Once we log onto the server, we can see that there is a systeminfo executable with the SUID bit set (visible by the -r-sr-xr-x permission on the executable) and a flag.txt file, both owned by bot7. This builds on the concept of bot5’s challenge, which required players to read the file as another user.

Running the systeminfo command, we can see the following:

We can see that the systeminfo command retrievees information about the current server date and time (with date), the current kernel (with uname -r) and information about the user running it (with id). We can confirm by running the commands manually to check:

Of course, what differs when systeminfo runs id and when we run id ourselves is the uid.

This is due to systeminfo being owned by bot7, and therefore will run as bot7 with the SUID bit set.

Next, let’s take a look at the program with strings systeminfo to see which of the three programs we can inject:

=== T R U N C A T E D ===
System information
[*] Date:
/bin/date
[*] Kernel:
/bin/uname -r
[*] User infomation:
:*3$"
=== T R U N C A T E D ===

As we can see, both date and uname are hardlinked and may be harder to inject. On the other hand, we don’t really see a hard-reference to id, which may allow us to hijack that instead.

In order to hijack the id command, we need to have a place to write our substitute id somewhere. Looking into /tmp, we see that it is not readable at all:

So what now? Upon further inspection, we see that while /tmp cannot be read, it can be written to, as evidenced by its drwxrwS-wt (the last r that is missing means everyone cannot read it)

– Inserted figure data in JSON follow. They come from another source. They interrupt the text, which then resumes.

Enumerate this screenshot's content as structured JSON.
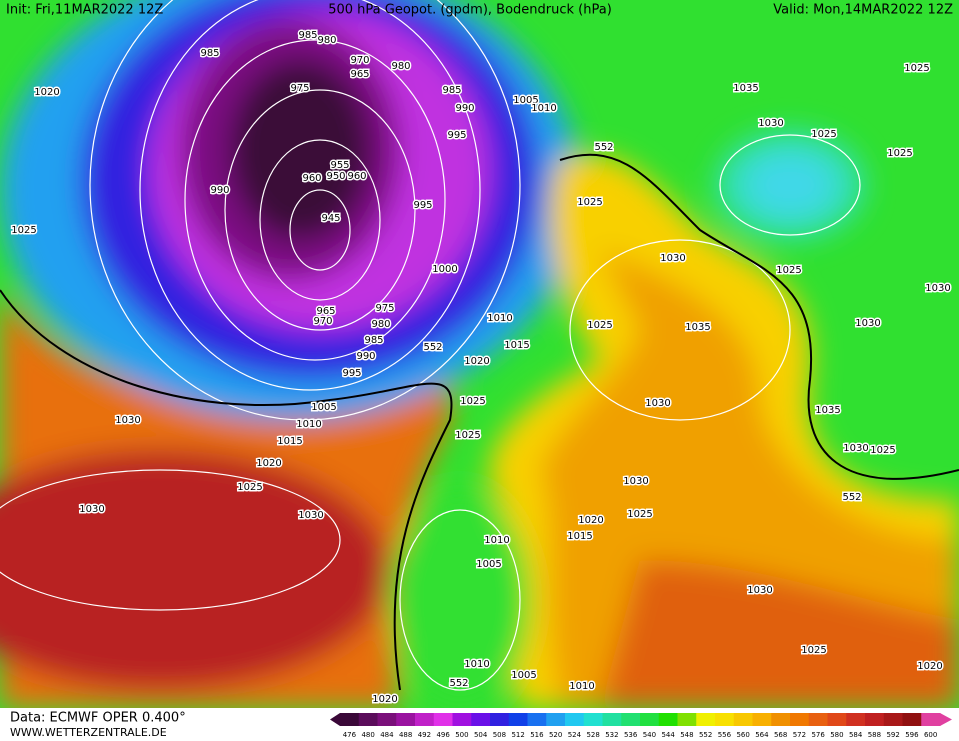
{
  "header": {
    "init": "Init: Fri,11MAR2022 12Z",
    "title": "500 hPa Geopot. (gpdm), Bodendruck (hPa)",
    "valid": "Valid: Mon,14MAR2022 12Z"
  },
  "isobar_labels": [
    985,
    985,
    980,
    970,
    965,
    980,
    975,
    985,
    990,
    995,
    1020,
    990,
    955,
    960,
    950,
    960,
    945,
    995,
    1000,
    975,
    965,
    970,
    980,
    985,
    990,
    995,
    1025,
    1005,
    1010,
    552,
    1025,
    1035,
    1025,
    1030,
    1025,
    1025,
    1030,
    1025,
    1030,
    1030,
    1010,
    1015,
    1025,
    1035,
    552,
    1020,
    1025,
    1030,
    1035,
    1030,
    1025,
    552,
    1025,
    1005,
    1010,
    1015,
    1020,
    1030,
    1025,
    1030,
    1025,
    1030,
    1030,
    1020,
    1015,
    1010,
    1005,
    1030,
    1025,
    1020,
    1010,
    552,
    1005,
    1010,
    1020
  ],
  "colorbar": {
    "levels": [
      476,
      480,
      484,
      488,
      492,
      496,
      500,
      504,
      508,
      512,
      516,
      520,
      524,
      528,
      532,
      536,
      540,
      544,
      548,
      552,
      556,
      560,
      564,
      568,
      572,
      576,
      580,
      584,
      588,
      592,
      596,
      600
    ],
    "colors": [
      "#3a0838",
      "#5a0c5a",
      "#7a0f7a",
      "#9a12a0",
      "#c020c8",
      "#e030e8",
      "#a010e0",
      "#6a10e8",
      "#3020e0",
      "#1040e8",
      "#1870f0",
      "#20a0f0",
      "#20c8f0",
      "#20e0d0",
      "#20e0a0",
      "#20e070",
      "#20e040",
      "#20e000",
      "#80e000",
      "#f0f000",
      "#f8e000",
      "#f8c800",
      "#f8b000",
      "#f09000",
      "#f07800",
      "#e86010",
      "#e04818",
      "#d03020",
      "#c02020",
      "#a81818",
      "#901010",
      "#e040a0"
    ]
  },
  "footer": {
    "source": "Data: ECMWF OPER 0.400°",
    "site": "WWW.WETTERZENTRALE.DE"
  }
}
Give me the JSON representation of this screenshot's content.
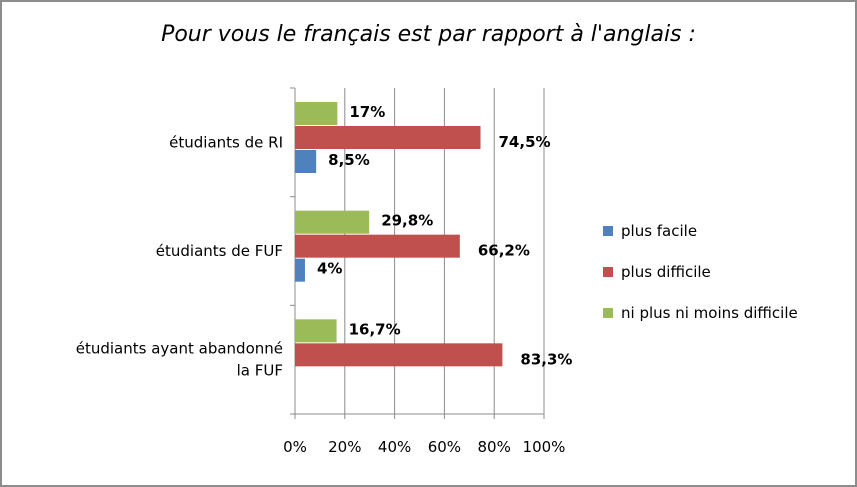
{
  "chart_data": {
    "type": "bar",
    "orientation": "horizontal",
    "title": "Pour vous le français est par rapport à l'anglais :",
    "categories": [
      [
        "étudiants de RI"
      ],
      [
        "étudiants de FUF"
      ],
      [
        "étudiants ayant abandonné",
        "la FUF"
      ]
    ],
    "series": [
      {
        "name": "ni plus ni moins difficile",
        "color": "#9bbb59",
        "values": [
          17,
          29.8,
          16.7
        ],
        "labels": [
          "17%",
          "29,8%",
          "16,7%"
        ]
      },
      {
        "name": "plus difficile",
        "color": "#c0504d",
        "values": [
          74.5,
          66.2,
          83.3
        ],
        "labels": [
          "74,5%",
          "66,2%",
          "83,3%"
        ]
      },
      {
        "name": "plus facile",
        "color": "#4f81bd",
        "values": [
          8.5,
          4,
          null
        ],
        "labels": [
          "8,5%",
          "4%",
          null
        ]
      }
    ],
    "xlim": [
      0,
      100
    ],
    "xticks": [
      "0%",
      "20%",
      "40%",
      "60%",
      "80%",
      "100%"
    ],
    "grid": true,
    "legend": "right"
  }
}
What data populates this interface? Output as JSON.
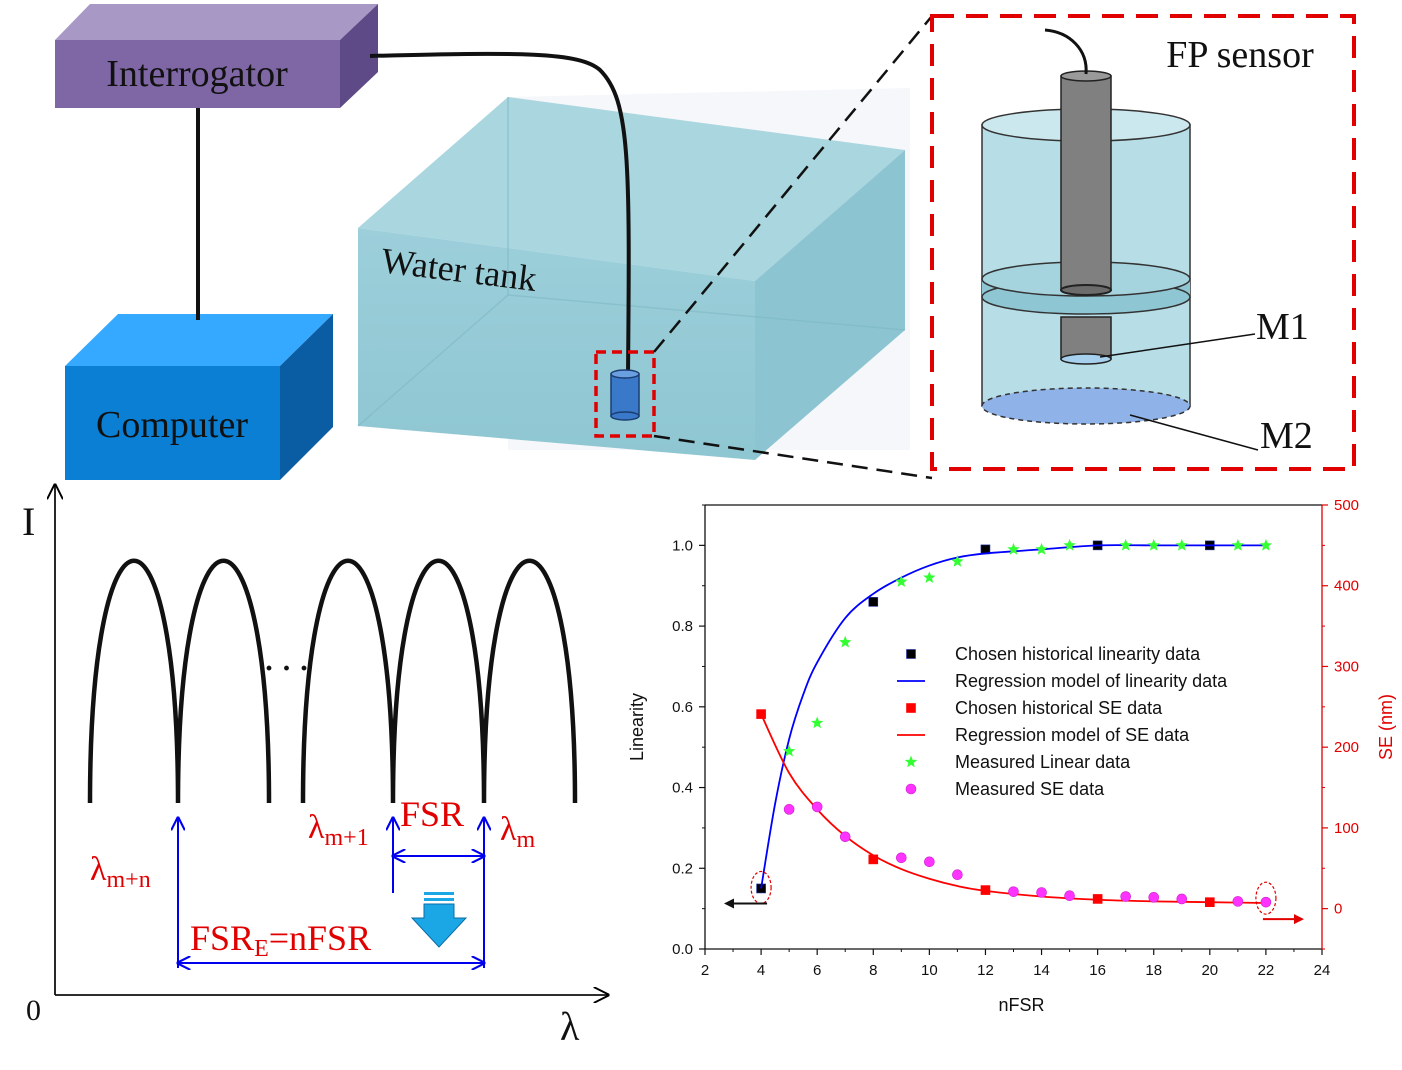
{
  "setup": {
    "interrogator_label": "Interrogator",
    "computer_label": "Computer",
    "tank_label": "Water tank",
    "sensor_title": "FP sensor",
    "mirror1_label": "M1",
    "mirror2_label": "M2"
  },
  "spectrum": {
    "y_axis_label": "I",
    "x_axis_label": "λ",
    "origin_label": "0",
    "ellipsis": "· · ·",
    "lambda_m_n_main": "λ",
    "lambda_m_n_sub": "m+n",
    "lambda_m1_main": "λ",
    "lambda_m1_sub": "m+1",
    "lambda_m_main": "λ",
    "lambda_m_sub": "m",
    "fsr_label": "FSR",
    "fsre_prefix": "FSR",
    "fsre_sub": "E",
    "fsre_suffix": "=nFSR"
  },
  "chart_data": {
    "type": "scatter",
    "xlabel": "nFSR",
    "ylabel": "Linearity",
    "y2label": "SE (nm)",
    "xlim": [
      2,
      24
    ],
    "ylim": [
      0.0,
      1.1
    ],
    "y2lim": [
      -50,
      500
    ],
    "x_ticks": [
      "2",
      "4",
      "6",
      "8",
      "10",
      "12",
      "14",
      "16",
      "18",
      "20",
      "22",
      "24"
    ],
    "y_ticks": [
      "0.0",
      "0.2",
      "0.4",
      "0.6",
      "0.8",
      "1.0"
    ],
    "y2_ticks": [
      "0",
      "100",
      "200",
      "300",
      "400",
      "500"
    ],
    "legend_position": "center-right",
    "series": [
      {
        "name": "Chosen historical linearity data",
        "axis": "left",
        "marker": "square",
        "color": "#000000",
        "x": [
          4,
          8,
          12,
          16,
          20
        ],
        "y": [
          0.15,
          0.86,
          0.99,
          1.0,
          1.0
        ]
      },
      {
        "name": "Regression model of linearity data",
        "axis": "left",
        "marker": "line",
        "color": "#0000ff",
        "x": [
          4,
          4.5,
          5,
          5.5,
          6,
          7,
          8,
          9,
          10,
          11,
          12,
          14,
          16,
          18,
          20,
          22
        ],
        "y": [
          0.15,
          0.36,
          0.52,
          0.63,
          0.71,
          0.82,
          0.88,
          0.92,
          0.95,
          0.97,
          0.98,
          0.99,
          1.0,
          1.0,
          1.0,
          1.0
        ]
      },
      {
        "name": "Chosen historical SE data",
        "axis": "right",
        "marker": "square",
        "color": "#ff0000",
        "x": [
          4,
          8,
          12,
          16,
          20
        ],
        "y": [
          241,
          61,
          23,
          12,
          8
        ]
      },
      {
        "name": "Regression model of SE data",
        "axis": "right",
        "marker": "line",
        "color": "#ff0000",
        "x": [
          4,
          5,
          6,
          7,
          8,
          9,
          10,
          11,
          12,
          14,
          16,
          18,
          20,
          22
        ],
        "y": [
          241,
          168,
          123,
          90,
          66,
          49,
          37,
          28,
          22,
          15,
          11,
          9,
          8,
          7
        ]
      },
      {
        "name": "Measured Linear data",
        "axis": "left",
        "marker": "star",
        "color": "#33ff33",
        "x": [
          5,
          6,
          7,
          9,
          10,
          11,
          13,
          14,
          15,
          17,
          18,
          19,
          21,
          22
        ],
        "y": [
          0.49,
          0.56,
          0.76,
          0.91,
          0.92,
          0.96,
          0.99,
          0.99,
          1.0,
          1.0,
          1.0,
          1.0,
          1.0,
          1.0
        ]
      },
      {
        "name": "Measured SE data",
        "axis": "right",
        "marker": "circle",
        "color": "#ff33ff",
        "x": [
          5,
          6,
          7,
          9,
          10,
          11,
          13,
          14,
          15,
          17,
          18,
          19,
          21,
          22
        ],
        "y": [
          123,
          126,
          89,
          63,
          58,
          42,
          21,
          20,
          16,
          15,
          14,
          12,
          9,
          8
        ]
      }
    ]
  }
}
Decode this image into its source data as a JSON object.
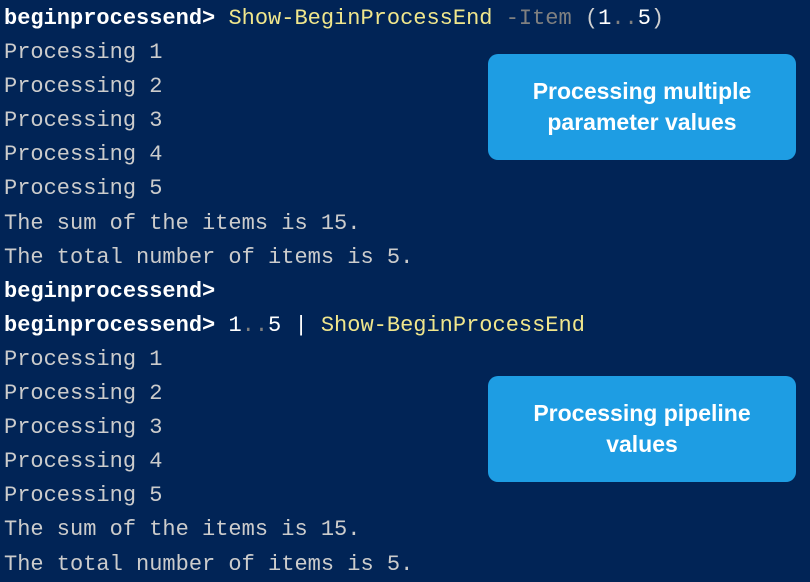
{
  "terminal": {
    "background_color": "#012456",
    "text_color": "#d0d0d0",
    "prompt_color": "#ffffff",
    "cmdlet_color": "#f0e68c",
    "param_color": "#808080",
    "font_family": "Consolas",
    "font_size": 22,
    "block1": {
      "prompt": "beginprocessend>",
      "cmdlet": "Show-BeginProcessEnd",
      "param_name": "-Item",
      "paren_open": "(",
      "num1": "1",
      "dots": "..",
      "num2": "5",
      "paren_close": ")",
      "output": [
        "Processing 1",
        "Processing 2",
        "Processing 3",
        "Processing 4",
        "Processing 5",
        "The sum of the items is 15.",
        "The total number of items is 5."
      ]
    },
    "empty_prompt": "beginprocessend>",
    "block2": {
      "prompt": "beginprocessend>",
      "num1": "1",
      "dots": "..",
      "num2": "5",
      "pipe": "|",
      "cmdlet": "Show-BeginProcessEnd",
      "output": [
        "Processing 1",
        "Processing 2",
        "Processing 3",
        "Processing 4",
        "Processing 5",
        "The sum of the items is 15.",
        "The total number of items is 5."
      ]
    }
  },
  "callouts": {
    "c1": "Processing multiple parameter values",
    "c2": "Processing pipeline values",
    "background_color": "#1e9de3",
    "text_color": "#ffffff",
    "font_size": 23,
    "border_radius": 10
  }
}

This is evidenced by us being able to create a folder inside of the /tmp folder, and look inside it:

With a directory to inject into our path, let’s focus on what will go into our “id binary”…

#!/bin/bash
/bin/cat /home/bot6/flag.txt

In this case, we just need a simple shell script that calls cat to print out the contents of the flag.txt file in our home directory. Since systeminfo will call id with permissions of bot7, it should be able to read the flag.txt file.

We just need to make this id file executable with chmod +x id, and inject the directory into the PATH, before running systeminfo:

And there we have it! SUID strikes again!